1. Introduction
Equine infectious Anemia (EIA) is a fatal viral disease that mainly acts on the Equidae family, including animals such as horses, donkeys, Equus, mules, and so on. It was first discovered in 1843 in France by veterinarians. This infectious disease can be found in various areas, and it can easily adapt to different environmental conditions. Meanwhile, this disease has an exceedingly high death rate of up to 80%, as animals would carry the virus forever once they get infected, and would also there are still no effective vaccines and treatments created against Equine infectious Anemia. This viral disease is chiefly caused by a lentivirus that belongs to the family Retroviridae [1].

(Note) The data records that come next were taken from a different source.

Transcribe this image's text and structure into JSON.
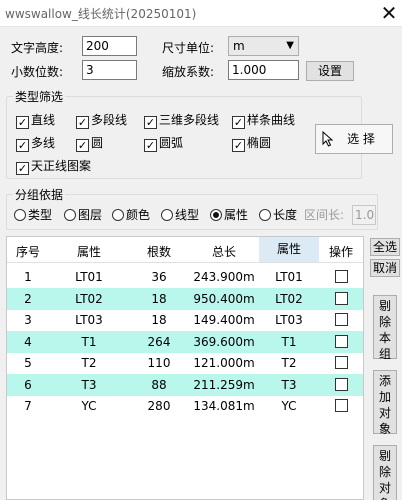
{
  "window": {
    "title": "wwswallow_线长统计(20250101)",
    "close_glyph": "✕"
  },
  "settings": {
    "text_height_label": "文字高度:",
    "text_height_value": "200",
    "decimal_label": "小数位数:",
    "decimal_value": "3",
    "unit_label": "尺寸单位:",
    "unit_value": "m",
    "scale_label": "缩放系数:",
    "scale_value": "1.000",
    "setup_button": "设置"
  },
  "type_filter": {
    "title": "类型筛选",
    "items": [
      {
        "label": "直线",
        "checked": true
      },
      {
        "label": "多段线",
        "checked": true
      },
      {
        "label": "三维多段线",
        "checked": true
      },
      {
        "label": "样条曲线",
        "checked": true
      },
      {
        "label": "多线",
        "checked": true
      },
      {
        "label": "圆",
        "checked": true
      },
      {
        "label": "圆弧",
        "checked": true
      },
      {
        "label": "椭圆",
        "checked": true
      },
      {
        "label": "天正线图案",
        "checked": true
      }
    ],
    "select_button": "选 择",
    "check_glyph": "✓"
  },
  "grouping": {
    "title": "分组依据",
    "options": [
      "类型",
      "图层",
      "颜色",
      "线型",
      "属性",
      "长度"
    ],
    "selected": "属性",
    "interval_label": "区间长:",
    "interval_value": "1.0"
  },
  "table": {
    "headers": [
      "序号",
      "属性",
      "根数",
      "总长",
      "属性",
      "操作"
    ],
    "rows": [
      [
        "1",
        "LT01",
        "36",
        "243.900m",
        "LT01"
      ],
      [
        "2",
        "LT02",
        "18",
        "950.400m",
        "LT02"
      ],
      [
        "3",
        "LT03",
        "18",
        "149.400m",
        "LT03"
      ],
      [
        "4",
        "T1",
        "264",
        "369.600m",
        "T1"
      ],
      [
        "5",
        "T2",
        "110",
        "121.000m",
        "T2"
      ],
      [
        "6",
        "T3",
        "88",
        "211.259m",
        "T3"
      ],
      [
        "7",
        "YC",
        "280",
        "134.081m",
        "YC"
      ]
    ],
    "highlight_color": "#b9f7ec",
    "header_highlight_color": "#dceaf6"
  },
  "side_buttons": {
    "select_all": "全选",
    "cancel": "取消",
    "remove_group": "剔除本组",
    "add_object": "添加对象",
    "remove_object": "剔除对象"
  }
}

Therefore, this means that horses transmit this type of disease via biting flies from the Tabanus family, such as Scaptia Beyonce and horseflies. The RNA genome of the virus converts into DNA and integrates into the cell genome, establishing proviral DNA, which is found in monocytes and macrophage cells. In other words, the virus mainly targets the equine immune system. At the same time, the virus duplicates itself in the animal's blood cells, which ultimately circulates through the body. Meaning that the virus would spread through the horse's blood. In response, the immune system creates antibodies and destroys its blood cell components. With the permanent presence of Equine infectious Anemia, the equine’s body will be at risk of getting infected by many other severe diseases as well [2].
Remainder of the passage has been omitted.